Another brilliant- and delicious article! Pro-tio for Pastéis de Belém: when the lines are long (which they typically are, but even if they are not) skip the line and head instead to the door that leads to their inside and patio seating. Rarely a wait and they have a huge dining area and a charming outdoor patio. There are also some other ways in if if don’t mind tempting fate by entering through on of the exits past the main take away entrance! 🤭
Hey Todd, thanks so much for your comment… especially the pro-tip! My next pastel de Belém will taste so much better without the line wait.
Well you have done it again brought out the beauty of the simple in the Portuguese way of life. You get the sense of the freshness in the diet as opposed to the fast food pace of today. I am amazed at the colors and shapes of the vegetables and in some cases the size. Of course there is always room for desserts, and the pastel de nota is definitely one of them.
Hi Bill, sorry for my delayed response! You hit the nail on the head. Simple and fresh. What more do we need. There’s the beauty!
Yes this post brought back memories to our visit! The food by far couldn’t get any fresher. The Pastel de nata was definitely one of my favorites with that scrumptious cream. Thank you for sharing these treats virtually. I so enjoyed the article and could almost taste that wine Joseph is drinking! Lol Your market was the best and I told Bri make sure she loads up on treats to bring home from there including the dried figs they sell cause they were the best. Yummy enjoy!

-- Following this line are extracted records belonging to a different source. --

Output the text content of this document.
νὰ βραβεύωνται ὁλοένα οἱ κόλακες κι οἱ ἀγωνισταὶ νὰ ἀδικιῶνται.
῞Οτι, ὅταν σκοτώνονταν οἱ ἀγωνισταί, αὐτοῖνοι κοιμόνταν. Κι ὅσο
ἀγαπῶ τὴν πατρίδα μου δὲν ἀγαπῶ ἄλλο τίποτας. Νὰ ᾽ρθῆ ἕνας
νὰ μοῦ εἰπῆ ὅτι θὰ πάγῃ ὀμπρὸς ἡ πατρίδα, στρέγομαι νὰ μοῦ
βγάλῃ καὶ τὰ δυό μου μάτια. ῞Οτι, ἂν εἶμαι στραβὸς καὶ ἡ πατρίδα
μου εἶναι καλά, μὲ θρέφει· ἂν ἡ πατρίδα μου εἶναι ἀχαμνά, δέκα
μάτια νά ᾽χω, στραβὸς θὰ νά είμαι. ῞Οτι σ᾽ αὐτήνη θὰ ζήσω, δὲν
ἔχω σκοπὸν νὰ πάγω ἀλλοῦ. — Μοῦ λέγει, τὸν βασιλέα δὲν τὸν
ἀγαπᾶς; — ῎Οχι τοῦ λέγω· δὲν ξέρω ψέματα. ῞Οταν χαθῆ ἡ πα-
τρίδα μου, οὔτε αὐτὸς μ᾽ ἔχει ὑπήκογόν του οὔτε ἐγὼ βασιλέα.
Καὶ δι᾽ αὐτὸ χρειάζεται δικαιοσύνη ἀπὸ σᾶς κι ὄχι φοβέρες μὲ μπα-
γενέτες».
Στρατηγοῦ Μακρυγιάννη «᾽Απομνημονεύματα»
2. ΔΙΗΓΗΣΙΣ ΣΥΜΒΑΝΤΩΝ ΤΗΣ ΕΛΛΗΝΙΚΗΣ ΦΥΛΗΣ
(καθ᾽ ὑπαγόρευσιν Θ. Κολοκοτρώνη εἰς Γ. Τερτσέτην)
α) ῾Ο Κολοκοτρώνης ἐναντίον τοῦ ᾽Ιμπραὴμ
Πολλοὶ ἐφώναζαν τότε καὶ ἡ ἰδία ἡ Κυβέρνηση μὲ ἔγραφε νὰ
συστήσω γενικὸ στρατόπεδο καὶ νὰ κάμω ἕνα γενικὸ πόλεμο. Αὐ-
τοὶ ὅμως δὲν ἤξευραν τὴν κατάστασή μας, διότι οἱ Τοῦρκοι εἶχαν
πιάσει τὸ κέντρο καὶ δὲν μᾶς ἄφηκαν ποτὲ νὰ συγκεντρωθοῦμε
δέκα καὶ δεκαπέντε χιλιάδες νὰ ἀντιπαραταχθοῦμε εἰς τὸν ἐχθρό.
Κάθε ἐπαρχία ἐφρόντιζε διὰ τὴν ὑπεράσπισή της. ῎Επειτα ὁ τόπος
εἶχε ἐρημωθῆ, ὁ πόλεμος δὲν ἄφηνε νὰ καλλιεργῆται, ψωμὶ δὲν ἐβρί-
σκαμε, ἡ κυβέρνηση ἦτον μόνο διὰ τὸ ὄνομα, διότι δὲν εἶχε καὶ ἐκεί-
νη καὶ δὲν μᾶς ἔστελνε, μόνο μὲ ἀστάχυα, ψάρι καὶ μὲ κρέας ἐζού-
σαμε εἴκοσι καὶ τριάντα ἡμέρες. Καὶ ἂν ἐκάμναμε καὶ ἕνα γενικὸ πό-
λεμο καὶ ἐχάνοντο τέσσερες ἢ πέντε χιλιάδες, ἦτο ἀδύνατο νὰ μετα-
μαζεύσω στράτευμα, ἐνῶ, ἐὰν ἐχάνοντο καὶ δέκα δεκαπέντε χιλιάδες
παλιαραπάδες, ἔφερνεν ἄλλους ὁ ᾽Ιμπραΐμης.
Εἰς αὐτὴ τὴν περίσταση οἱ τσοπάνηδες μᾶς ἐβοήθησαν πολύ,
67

Thank you Lee Ann and sorry for my delay in responding. You are right, there are so many simply pleasures to be enjoyed here! I am glad you shared them with us.
Oh all my sences were afire looking at the wonderful display of the petiscos but that surely would do me in for any further dinner and yet as you said sitting unhurried and perhaps drinking some of those white wines that Joseph has found I could find some more room.Loved the painting of the artichokes & eggs, simple and right there for you…Oh how I look forward to Thursdays…… Love, me
Dear Claire, I have so many wonderful memories of your visit with us here. Your perspective then and now ignites our continued appreciation of this wonderful place.
This wonderful post has me salivating with all the yummy things you’ve told us about. Sounds like you’re living in the Garden of Eden.
Dear Davidson, I think so. It is like the Garden of Eden, not perfect, not everything we want, but, certainly, everything we need.
Plein de douceurs ,de fraîcheur et de simplicité…..quelles belles couleurs ,ça donne envie de se mettre à table en bonne compagnie …..merci….
Chère Lina, ici nous avons les marchés comme nous les avons vécus ensemble en Provence. Nous sommes bénis d’être si proches de la beauté de notre Terre. Et bénis d’avoir le bon sens et nos sens pour apprécier cette beauté.